Banks and other firms structured US$494 billion of new debts in 2017, the most since in the last eight years. After a strong H1 2018 Europe’s biggest lenders are actively targeting US corporates rising borrowing appetite. Eight banks from the EU arranged US$62 billion of new US leveraged loans in the six months to June 2018, compared with US$53 billion in H1 2017. This figure increases European lender’s combined market share to almost 24 percent according to data compiled by Bloomberg. The figures include revolving lines of credit that are often part of such deals but exclude refinancing of existing debt.
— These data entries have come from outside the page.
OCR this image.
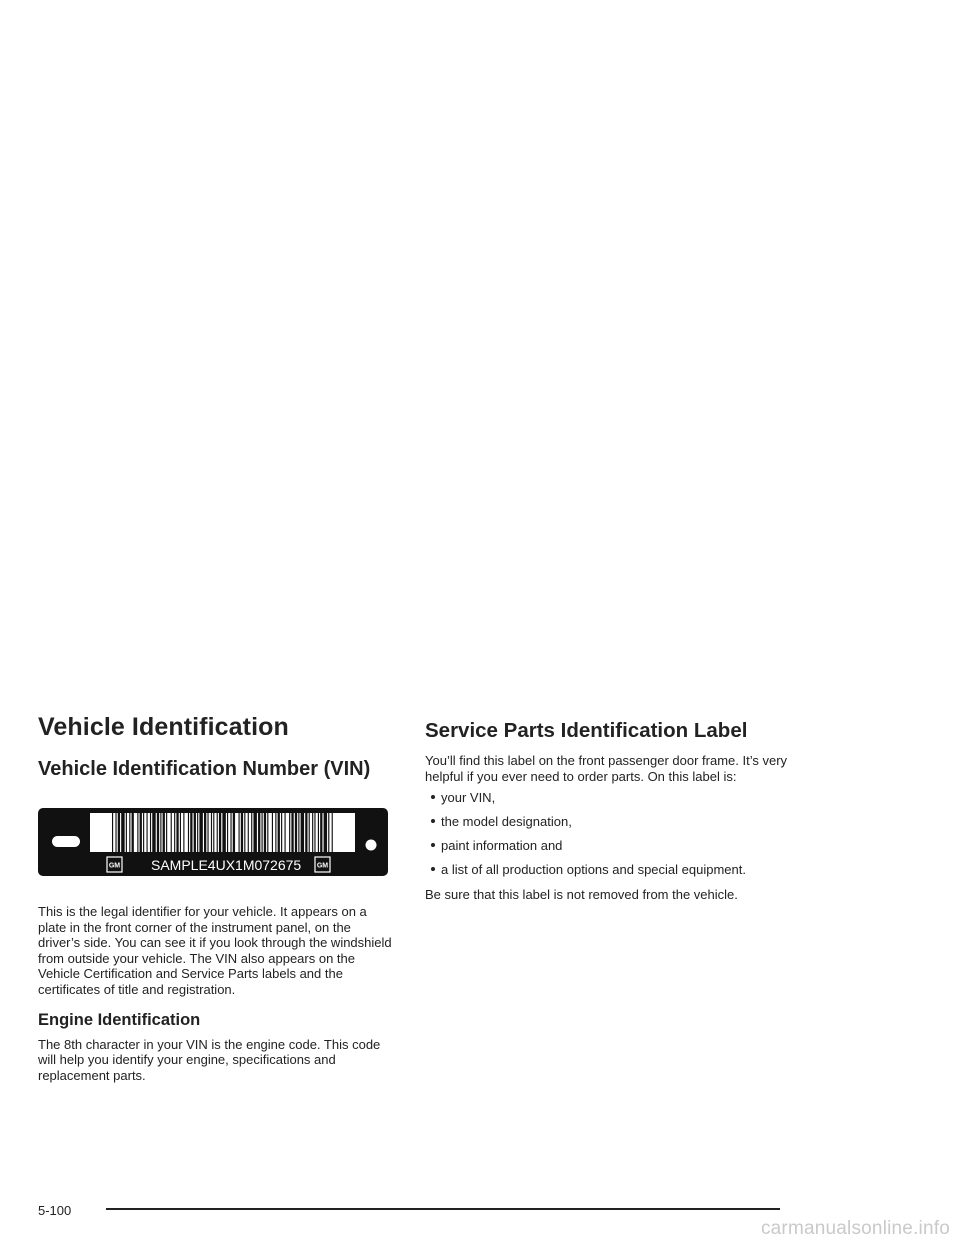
Vehicle Identification
Vehicle Identification Number (VIN)
GM SAMPLE4UX1M072675 GM

This is the legal identifier for your vehicle. It appears on a plate in the front corner of the instrument panel, on the driver’s side. You can see it if you look through the windshield from outside your vehicle. The VIN also appears on the Vehicle Certification and Service Parts labels and the certificates of title and registration.

Engine Identification

The 8th character in your VIN is the engine code. This code will help you identify your engine, specifications and replacement parts.

Service Parts Identification Label

You’ll find this label on the front passenger door frame. It’s very helpful if you ever need to order parts. On this label is:

your VIN,
the model designation,
paint information and
a list of all production options and special equipment.

Be sure that this label is not removed from the vehicle.

5-100
carmanualsonline.info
The Europeans are led by Barclays, where Chief Executive Officer Jes Staley has targeted leveraged finance as an area for growth since taking charge in 2015. The UK bank, which bought Lehman Brothers US operations after the GFC in 2008, has over six percent of the market for new loans and is on track to be the third-biggest arranger this year. That would be its highest ranking since 2014. Heavily-indebted companies may struggle to cope as the Federal Reserve hikes interest rates, which could trigger a recession.

“Barclays operates in compliance with the rigorous leverage finance guidance provided by the regulators. In addition, we have a thorough internal credit risk process and we always ensure that we allocate our balance sheet to drive the best outcomes for both our clients and our shareholders.” said Jon Laycock, a Barclays spokesperson. “We’ve seen documentation standards deteriorating and leverage levels increasing. We also view the appearance of some new entrants in the arena as a warning signal. Therefore we have imposed a cap on overall leveraged exposure.”  Said Raymond Vermeulen, a spokesman for Amsterdam-based lender ING.